Juvenile differential expression analysis
The larvae that I collected were reared within parental treatment groups, then grown for 1 year at the Manchester dock, and then tested in the field for 3 monts across multiple sites. For this gene expression analysis, I used 2 populations (DB and FB) from the Port Gamble Bay site, since I saw differential survival there among parental pCO2 treatments. Whole-body tissue was frozen, then homogenized.
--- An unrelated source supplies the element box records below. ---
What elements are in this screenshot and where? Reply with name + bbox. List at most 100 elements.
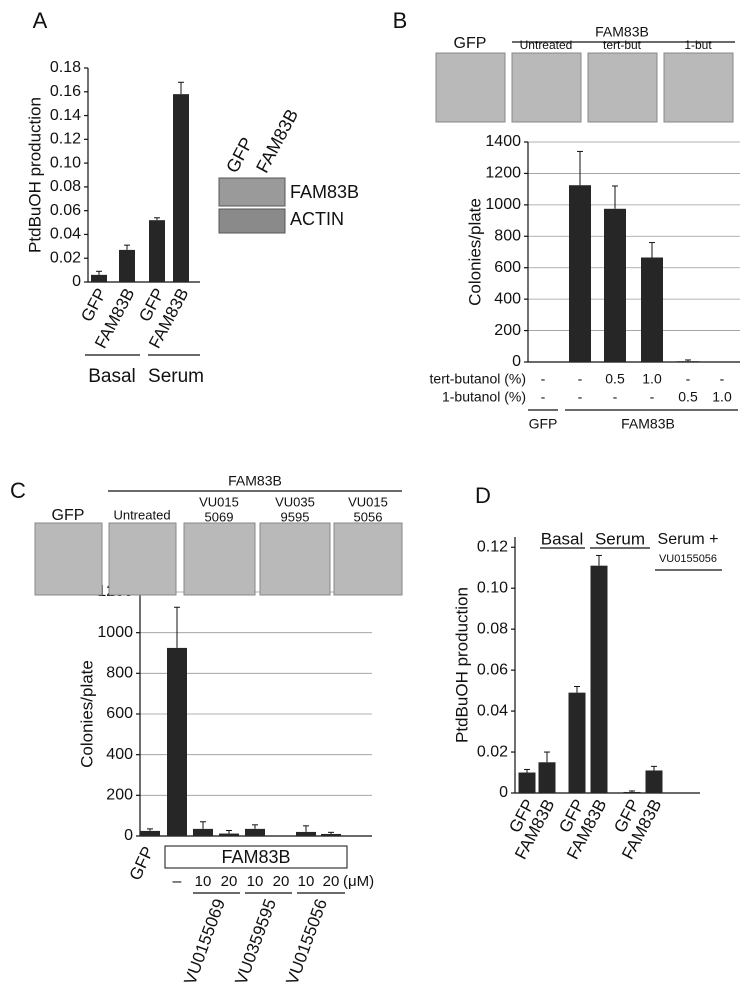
- group-label: Basal: [88, 366, 136, 387]
- cell: 1.0: [642, 371, 662, 387]
- y-tick-label: 0.10: [50, 154, 81, 171]
- x-tick-label: –: [173, 873, 182, 890]
- bar: [167, 647, 187, 836]
- bar: [140, 830, 160, 836]
- y-tick-label: 800: [494, 228, 521, 245]
- y-tick-label: 200: [106, 787, 133, 804]
- image-label: 5069: [205, 509, 234, 524]
- image-label: 1-but: [684, 38, 712, 52]
- micrograph: [333, 522, 403, 596]
- y-tick-label: 1000: [485, 196, 521, 213]
- y-tick-label: 400: [494, 290, 521, 307]
- micrograph: [435, 52, 506, 123]
- bar: [119, 249, 135, 282]
- bar: [91, 274, 107, 282]
- image-label: tert-but: [603, 38, 642, 52]
- group-label: Serum +: [658, 531, 719, 548]
- x-tick-label: 10: [195, 873, 212, 890]
- y-tick-label: 400: [106, 746, 133, 763]
- micrograph: [183, 522, 256, 596]
- y-tick-label: 0.04: [50, 226, 81, 243]
- cell: -: [613, 389, 618, 405]
- compound-label: VU0155069: [180, 896, 229, 987]
- bar: [149, 220, 165, 282]
- group-label: Basal: [541, 529, 584, 548]
- bar: [645, 770, 663, 793]
- cell: -: [541, 371, 546, 387]
- lane-label: FAM83B: [252, 106, 302, 176]
- y-tick-label: 1000: [97, 624, 133, 641]
- unit-label: (μM): [343, 873, 374, 890]
- bar: [219, 833, 239, 836]
- bar: [677, 361, 699, 362]
- compound-label: VU0359595: [231, 896, 280, 987]
- group-label: Serum: [595, 529, 645, 548]
- group-label: FAM83B: [621, 416, 675, 432]
- bar: [321, 833, 341, 836]
- cell: -: [650, 389, 655, 405]
- x-tick-label: 20: [323, 873, 340, 890]
- bar: [641, 257, 663, 362]
- image-label: 9595: [281, 509, 310, 524]
- image-label: 5056: [354, 509, 383, 524]
- bar: [245, 828, 265, 836]
- micrograph: [663, 52, 734, 123]
- y-tick-label: 0.18: [50, 59, 81, 76]
- x-tick-label: 20: [273, 873, 290, 890]
- bar: [518, 772, 536, 793]
- cell: 1.0: [712, 389, 732, 405]
- bar: [569, 185, 591, 362]
- bar: [590, 565, 608, 793]
- y-tick-label: 0: [124, 827, 133, 844]
- row-label: 1-butanol (%): [442, 389, 526, 405]
- y-tick-label: 0: [499, 784, 508, 801]
- y-axis-label: PtdBuOH production: [25, 97, 44, 253]
- y-tick-label: 0.16: [50, 83, 81, 100]
- y-axis-label: Colonies/plate: [77, 660, 96, 768]
- y-tick-label: 0.06: [477, 661, 508, 678]
- x-tick-label: 10: [298, 873, 315, 890]
- cell: -: [541, 389, 546, 405]
- cell: -: [578, 389, 583, 405]
- lane-label: GFP: [222, 134, 257, 176]
- cell: -: [686, 371, 691, 387]
- panel-letter: D: [475, 483, 491, 508]
- y-tick-label: 0.02: [477, 743, 508, 760]
- y-tick-label: 0: [512, 353, 521, 370]
- image-label: GFP: [52, 507, 85, 524]
- panel-letter: B: [393, 8, 408, 33]
- y-tick-label: 0.02: [50, 249, 81, 266]
- group-note: VU0155056: [659, 553, 717, 565]
- bar: [623, 791, 641, 793]
- bar: [538, 762, 556, 793]
- y-tick-label: 0.08: [477, 620, 508, 637]
- y-axis-label: Colonies/plate: [465, 198, 484, 306]
- group-box: [164, 845, 348, 869]
- panel-letter: A: [33, 8, 48, 33]
- y-tick-label: 600: [106, 705, 133, 722]
- y-tick-label: 0.12: [477, 538, 508, 555]
- x-tick-label: GFP: [126, 844, 158, 884]
- y-tick-label: 0: [72, 273, 81, 290]
- bar: [193, 828, 213, 836]
- y-axis-label: PtdBuOH production: [452, 587, 471, 743]
- micrograph: [34, 522, 103, 596]
- micrograph: [587, 52, 658, 123]
- y-tick-label: 0.06: [50, 202, 81, 219]
- image-header: FAM83B: [595, 24, 649, 40]
- row-label: tert-butanol (%): [430, 371, 526, 387]
- cell: 0.5: [678, 389, 698, 405]
- x-tick-label: 20: [221, 873, 238, 890]
- blot: [218, 177, 286, 207]
- x-tick-label: 10: [247, 873, 264, 890]
- image-header: FAM83B: [228, 473, 282, 489]
- band-label: FAM83B: [290, 182, 359, 202]
- y-tick-label: 0.04: [477, 702, 508, 719]
- bar: [173, 94, 189, 283]
- y-tick-label: 0.12: [50, 131, 81, 148]
- y-tick-label: 800: [106, 665, 133, 682]
- blot: [218, 208, 286, 234]
- bar: [568, 692, 586, 793]
- micrograph: [511, 52, 582, 123]
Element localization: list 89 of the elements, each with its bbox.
I call these juveniles, but since they were ~15 months old, they could have had some gonad development- that’s something to keep an eye out for in the expression data.
Total # reads, could be better.
Total # of genes across all samples is 31,052, here’s how many unique genes were detected in each sample.
PCA’s using all data surpisingly show strong patterns among parental population, pCO2 exposure, and population:pCO2 exposure!
There are 29 DEGs between parental pCO2 exposure, both populations combined.
There are 37 and 39 DEGs among parental pCO2 exposure in the Fidalgo Bay and Dabob Bay populations, respectively.
These are the 37 parental pCO2 DEGs in Fidalgo Bay juveniles
These are the 39 parental pCO2 DEGs in Dabob Bay juveniles (somewhat less convincing)
I didn’t do DEA between juvenile pops w/o considering pCO2, but here is the PCA anyway.
Conclusion
I see surprisingly moderate effect of direct exposure to acute acidification (pH 7.3) on adult ctenidia tissue - 145 & 207 DEGs in 2 populations, but not strong clustering in the PCA. There is virtually no signal of parental exposure to acidification in the newly released larvae (only 1 DEG in the FB population), BUT I do see strong expression differences among population (FB, DB, OB), but no differences among the two generations of the OB population, which indicate that there is a strong genetic influence on the physiologies of newly released veliger larvae. In juveniles I see surprisingly clear/distinct differences among parental pCO2 within population, and across both populations (see PCAs), and found a few dozen DEGs between parental pCO2 exposure in the two populations that I examined (FB and DB). However, the next major step is to genotype the juveniles to determine their relatedness, before I can argue that the observed expression differences are conclusively due to intergenerational carryover effects.